Paliwala, A. (2013). Netizenship, security and freedom. International Review of Law, Computers & Technology, 27(1-2), 104-123.
Paliwala examines the way in which citizen desire for a free and open internet is restricted by state monitoring and control. His particular focus in on the Arab Spring movements of 2011, where regimes such as that of Hosni Mubarak in Egypt tried to hold onto power through restrictions on the internet and social media. He ultimately fell, but not all governments were toppled. The role of internet companies such as Google is also more ambiguous than many think. While supporting internet freedom in the abstract, internet companies often support state security concerns (or are intimidated by governments into doing so). Also, there will be different standards in different countries (for example, the U.S., China and the E.U. all have very different laws governing internet freedom). The author feels, though, that people will always resist restrictions imposed by governments or corporations and will work to circumvent barriers to free access or communication.

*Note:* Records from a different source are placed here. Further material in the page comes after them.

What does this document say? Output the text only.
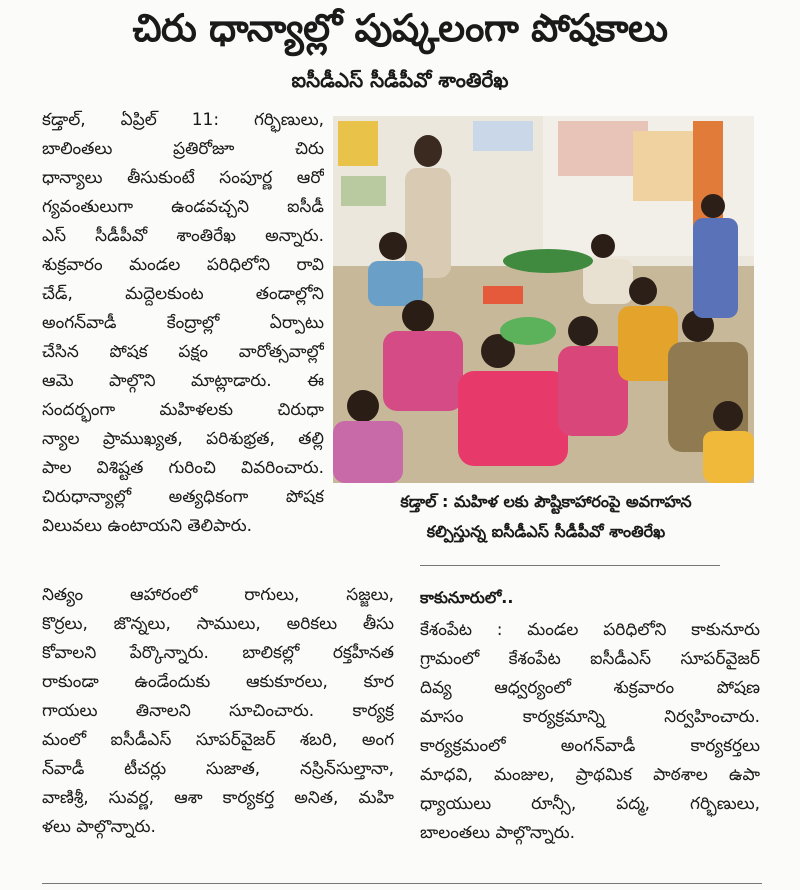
చిరు ధాన్యాల్లో పుష్కలంగా పోషకాలు
ఐసీడీఎస్ సీడీపీవో శాంతిరేఖ

కడ్తాల్, ఏప్రిల్ 11: గర్భిణులు,

బాలింతలు ప్రతిరోజూ చిరు

ధాన్యాలు తీసుకుంటే సంపూర్ణ ఆరో

గ్యవంతులుగా ఉండవచ్చని ఐసీడీ

ఎస్ సీడీపీవో శాంతిరేఖ అన్నారు.

శుక్రవారం మండల పరిధిలోని రావి

చేడ్, మద్దెలకుంట తండాల్లోని

అంగన్‌వాడీ కేంద్రాల్లో ఏర్పాటు

చేసిన పోషక పక్షం వారోత్సవాల్లో

ఆమె పాల్గొని మాట్లాడారు. ఈ

సందర్భంగా మహిళలకు చిరుధా

న్యాల ప్రాముఖ్యత, పరిశుభ్రత, తల్లి

పాల విశిష్టత గురించి వివరించారు.

చిరుధాన్యాల్లో అత్యధికంగా పోషక

విలువలు ఉంటాయని తెలిపారు.

కడ్తాల్ : మహిళ లకు పౌష్టికాహారంపై అవగాహన
కల్పిస్తున్న ఐసీడీఎస్ సీడీపీవో శాంతిరేఖ

నిత్యం ఆహారంలో రాగులు, సజ్జలు,

కొర్రలు, జొన్నలు, సాములు, అరికలు తీసు

కోవాలని పేర్కొన్నారు. బాలికల్లో రక్తహీనత

రాకుండా ఉండేందుకు ఆకుకూరలు, కూర

గాయలు తినాలని సూచించారు. కార్యక్ర

మంలో ఐసీడీఎస్ సూపర్‌వైజర్ శబరి, అంగ

న్‌వాడీ టీచర్లు సుజాత, నస్రిన్‌సుల్తానా,

వాణిశ్రీ, సువర్ణ, ఆశా కార్యకర్త అనిత, మహి

ళలు పాల్గొన్నారు.

కాకునూరులో..

కేశంపేట : మండల పరిధిలోని కాకునూరు

గ్రామంలో కేశంపేట ఐసీడీఎస్ సూపర్‌వైజర్

దివ్య ఆధ్వర్యంలో శుక్రవారం పోషణ

మాసం కార్యక్రమాన్ని నిర్వహించారు.

కార్యక్రమంలో అంగన్‌వాడీ కార్యకర్తలు

మాధవి, మంజుల, ప్రాథమిక పాఠశాల ఉపా

ధ్యాయులు రూన్సీ, పద్మ, గర్భిణులు,

బాలంతలు పాల్గొన్నారు.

Sajuria, J. (2012). Is the internet changing our conception of democracy? An analysis of the internet use during protests and its effect on the perception of democracy. Conference Papers- American Political Science Association, 1-26.
People’s views on democracy can be altered by their use of the internet. The ultimate relevance of these views are the sense of legitimacy they give a government. There is also a difference between what people think of democracy as a general ideal and the specific way it is manifested (or not) in their particular society. One can be pro-democracy, but against the democratically elected government in power. The internet’s role in this is the ability it affords opponents or protesters to communicate with each other and mobilize. This often leads to a more horizontal, or non-hierachical, ideal of democracy. The opportunity to do democracy, to participate as a democrat, influences one’s views on power.
Shyu, J. (2008). Speak no evil. San Diego Law Review, 45(1), 211-249.
American internet companies are ultimately complicit in Chinese government censorship and prosecution of dissidents. The House Committee on International Relations invited executives from Google, Microsoft, Yahoo, and Cisco Systems and asked them to account for their roles in this. At the end of the hearing, the House proposed the Global Online Freedom Act which would seek to prevent American companies from being involved in the state-sponsored censorship of other countries. This raises the issue of whether American companies should be bound to American laws or the laws of the countries they do business in. One practical consideration is that to do business in China, companies must comply with their internet censorship laws. The conflict of democratic ideals and commerce is an interesting one to watch played out in the real world.